El pesimismo parece un pecado; el realismo, una anomalía. Todos debemos ser felices por obligación marcial, tal como establecía la Declaración de Derechos del Estado de Virginia, que en 1776 declaró como ineludible objetivo patriótico “la búsqueda y la obtención de la felicidad”. Una fórmula replicada en 1812 por la Constitución liberal de Cádiz, que justificaba la existencia del Gobierno con el argumento de procurar “la felicidad de la Nación”, aunque ya sabemos que para ser felices –e ineficaces– no basta uno, sino diecisiete.

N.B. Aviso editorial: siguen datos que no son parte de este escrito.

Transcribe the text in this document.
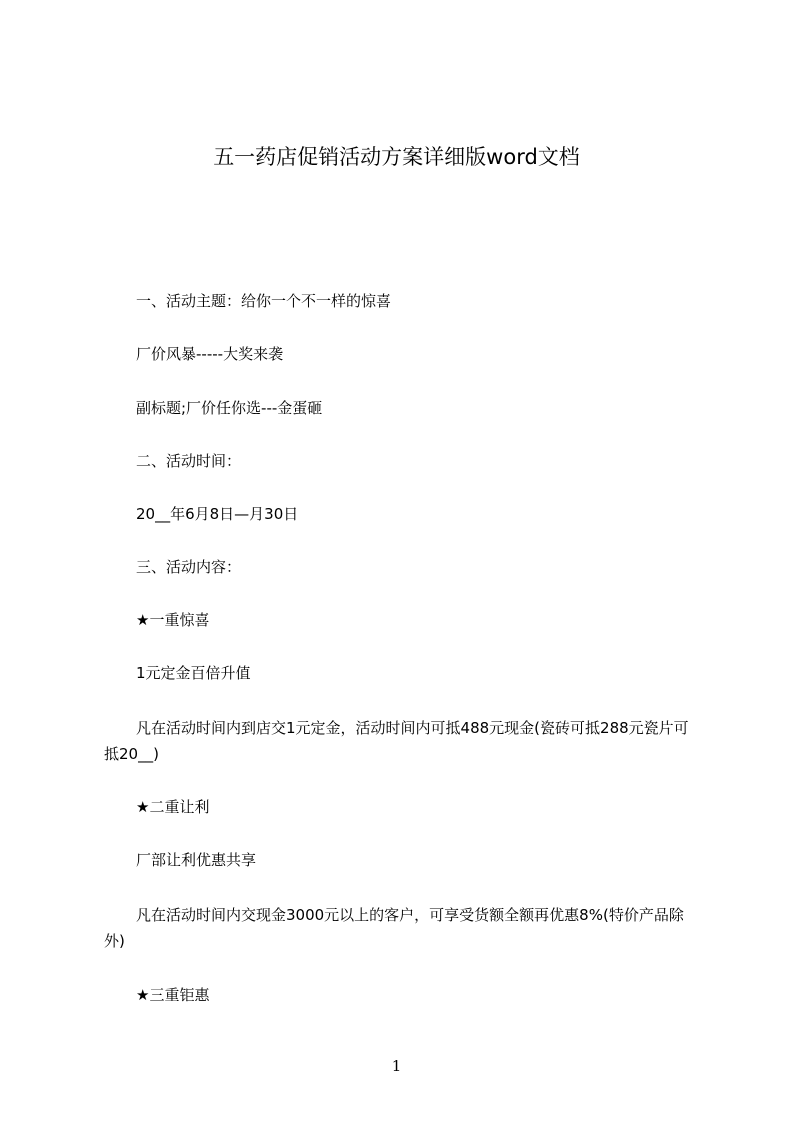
五一药店促销活动方案详细版word文档

一、活动主题：给你一个不一样的惊喜

厂价风暴-----大奖来袭

副标题;厂价任你选---金蛋砸

二、活动时间：

20__年6月8日—月30日

三、活动内容：

★一重惊喜

1元定金百倍升值

凡在活动时间内到店交1元定金，活动时间内可抵488元现金(瓷砖可抵288元瓷片可抵20__)

★二重让利

厂部让利优惠共享

凡在活动时间内交现金3000元以上的客户，可享受货额全额再优惠8%(特价产品除外)

★三重钜惠

1
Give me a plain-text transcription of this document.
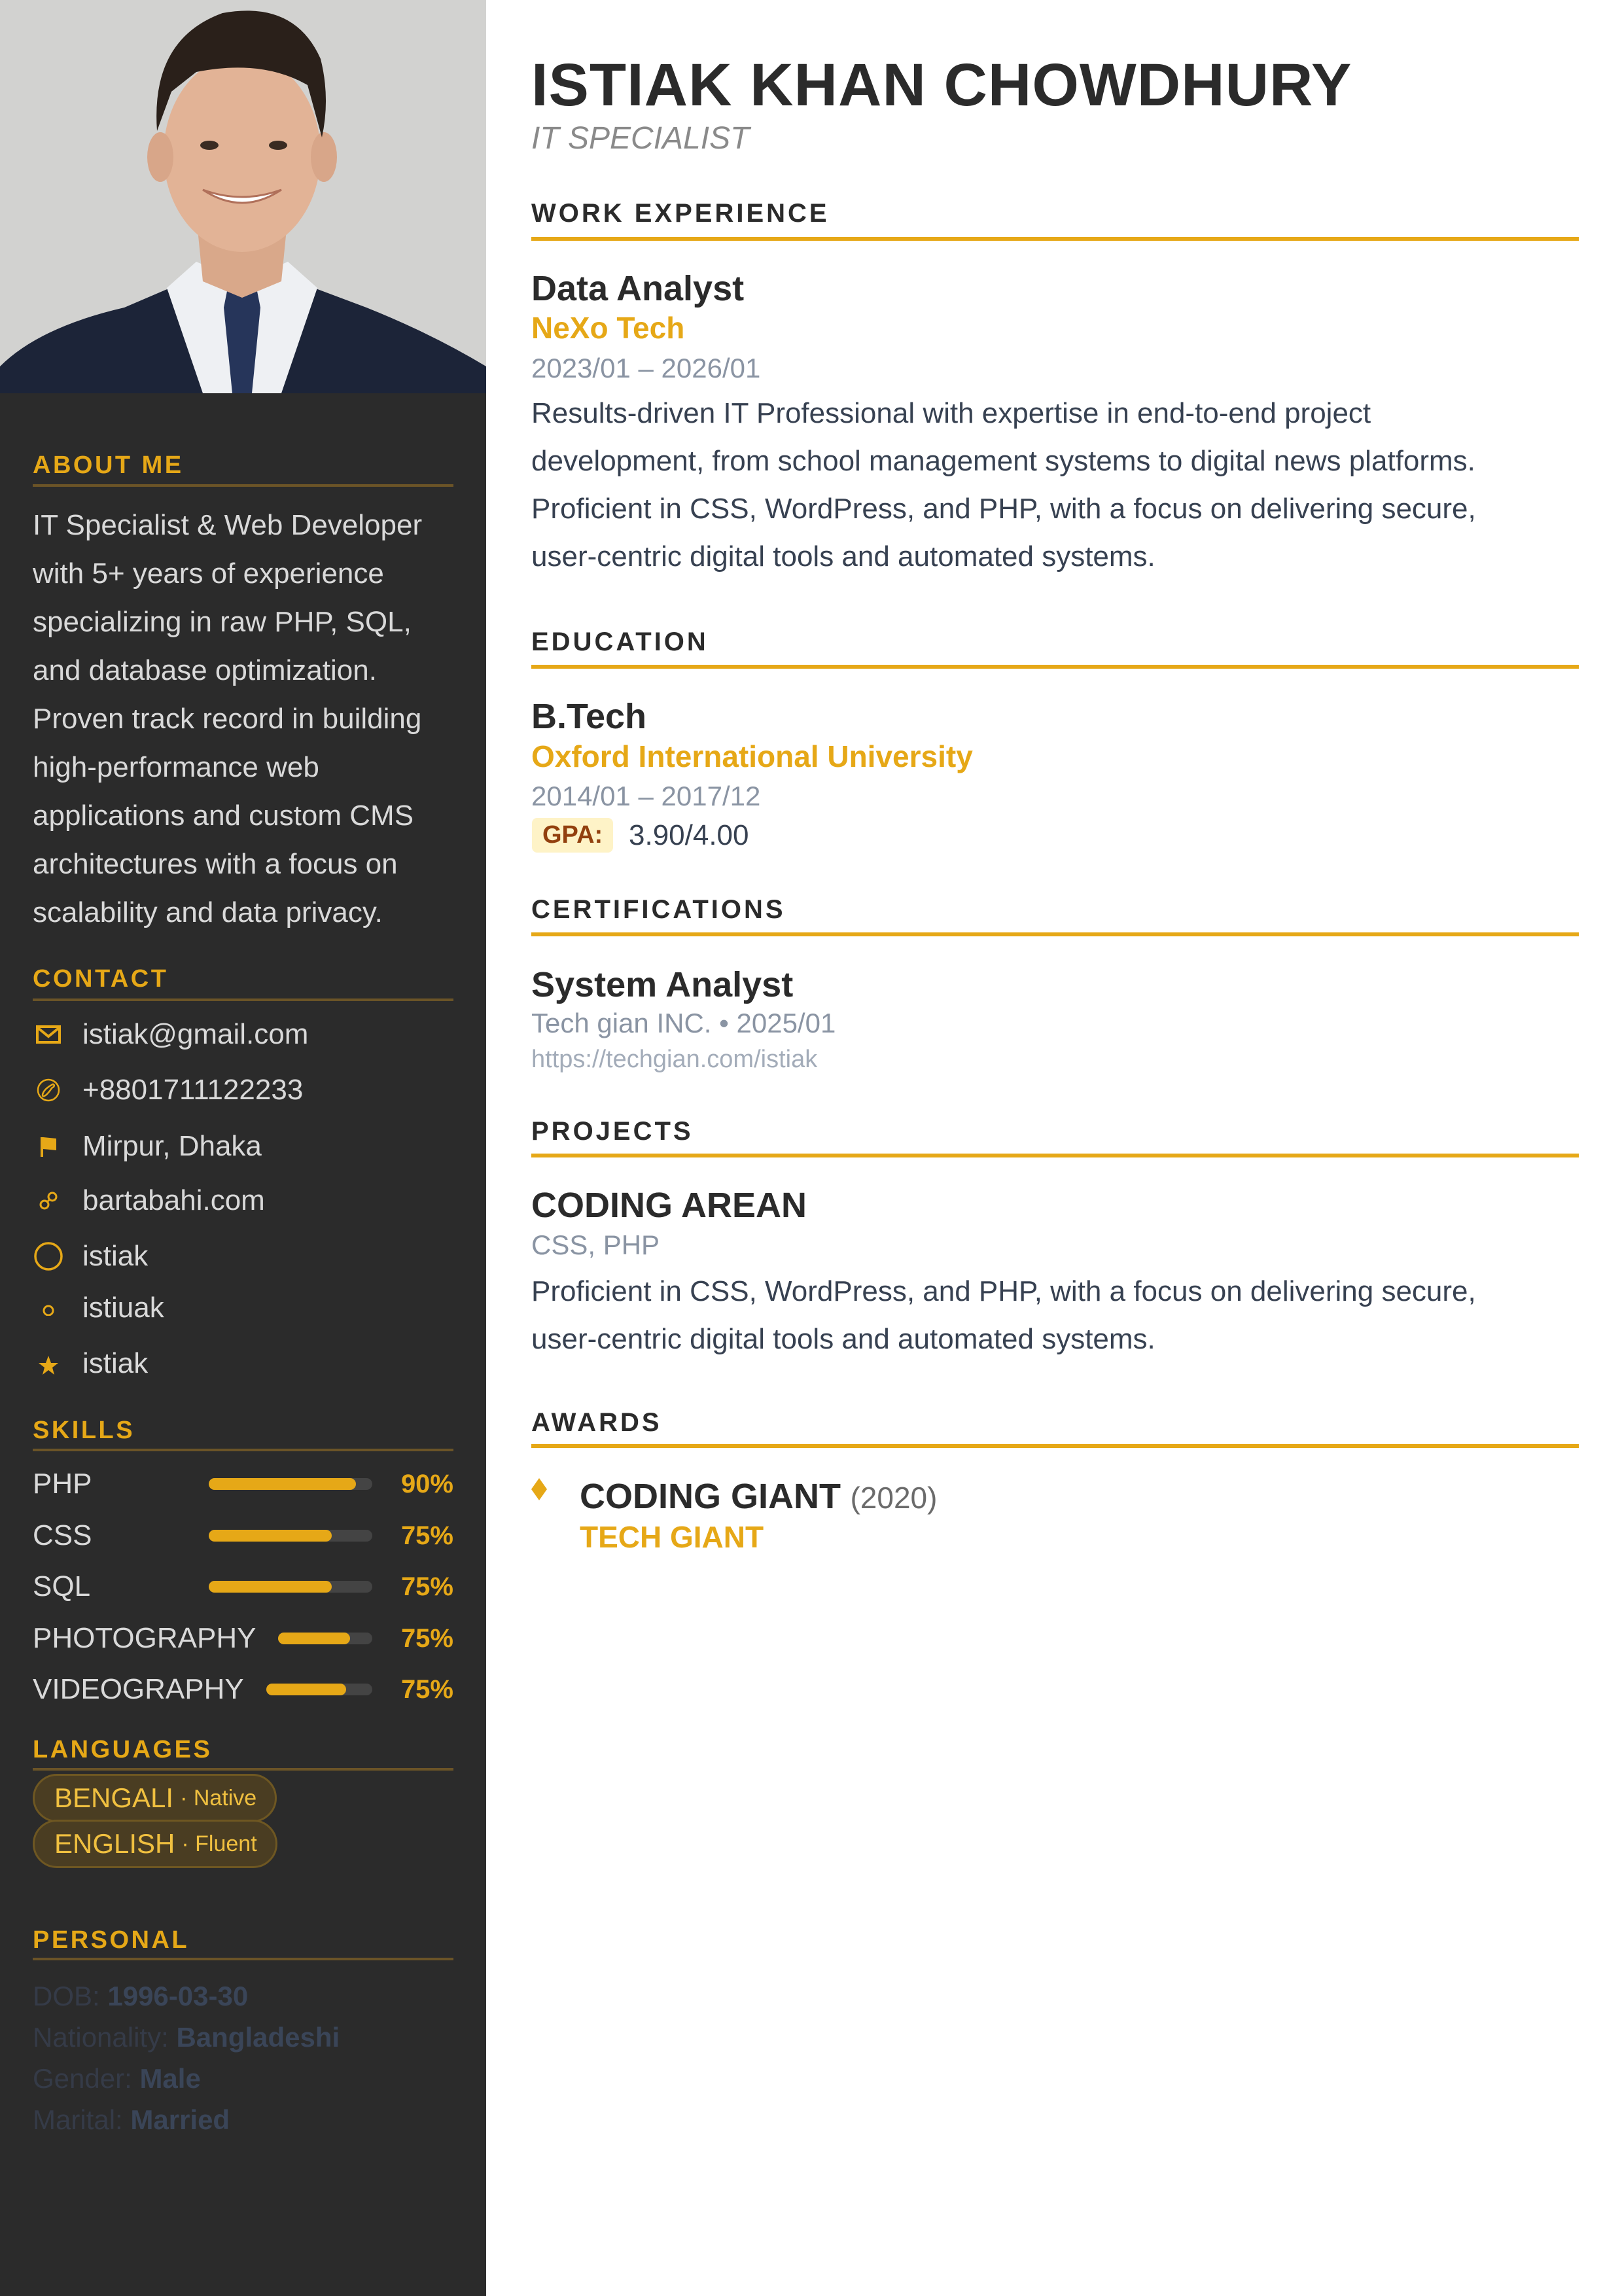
ABOUT ME
IT Specialist & Web Developer with 5+ years of experience specializing in raw PHP, SQL, and database optimization. Proven track record in building high-performance web applications and custom CMS architectures with a focus on scalability and data privacy.
CONTACT
istiak@gmail.com
+8801711122233
Mirpur, Dhaka
bartabahi.com
istiak
istiuak
istiak
SKILLS
PHP	90%
CSS	75%
SQL	75%
PHOTOGRAPHY	75%
VIDEOGRAPHY	75%
LANGUAGES
BENGALI · Native
ENGLISH · Fluent
PERSONAL
DOB: 1996-03-30
Nationality: Bangladeshi
Gender: Male
Marital: Married
ISTIAK KHAN CHOWDHURY
IT SPECIALIST
WORK EXPERIENCE
Data Analyst
NeXo Tech
2023/01 – 2026/01
Results-driven IT Professional with expertise in end-to-end project
development, from school management systems to digital news platforms.
Proficient in CSS, WordPress, and PHP, with a focus on delivering secure,
user-centric digital tools and automated systems.
EDUCATION
B.Tech
Oxford International University
2014/01 – 2017/12
GPA: 3.90/4.00
CERTIFICATIONS
System Analyst
Tech gian INC. • 2025/01
https://techgian.com/istiak
PROJECTS
CODING AREAN
CSS, PHP
Proficient in CSS, WordPress, and PHP, with a focus on delivering secure,
user-centric digital tools and automated systems.
AWARDS
CODING GIANT (2020)
TECH GIANT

A pesar de estos deseos, tan llenos de ingenuidad, la historia demuestra que en materia de sufrimiento cada uno es un mundo y cada hombre, un universo. Lo que no ha hecho nadie hasta ahora es proclamar la soledad como uno de los derechos básicos del individuo. Hacerlo parece una impertinencia. El reverso de la alegría, sin embargo, es una de las constantes históricas de la condición humana. Lo descubrimos estos días de encierro y epidemia, cuando el coronavirus destruye el mundo real en el que creíamos habitar, que nunca ha dejado de ser imaginario, y hay quien considera purificador atenuar la incertidumbre con optimismo. La angustia sigue considerándose una nube negra, un sentimiento inquietante, algo a evitar a toda costa, aunque probablemente sea el único camino cierto hacia la verdad.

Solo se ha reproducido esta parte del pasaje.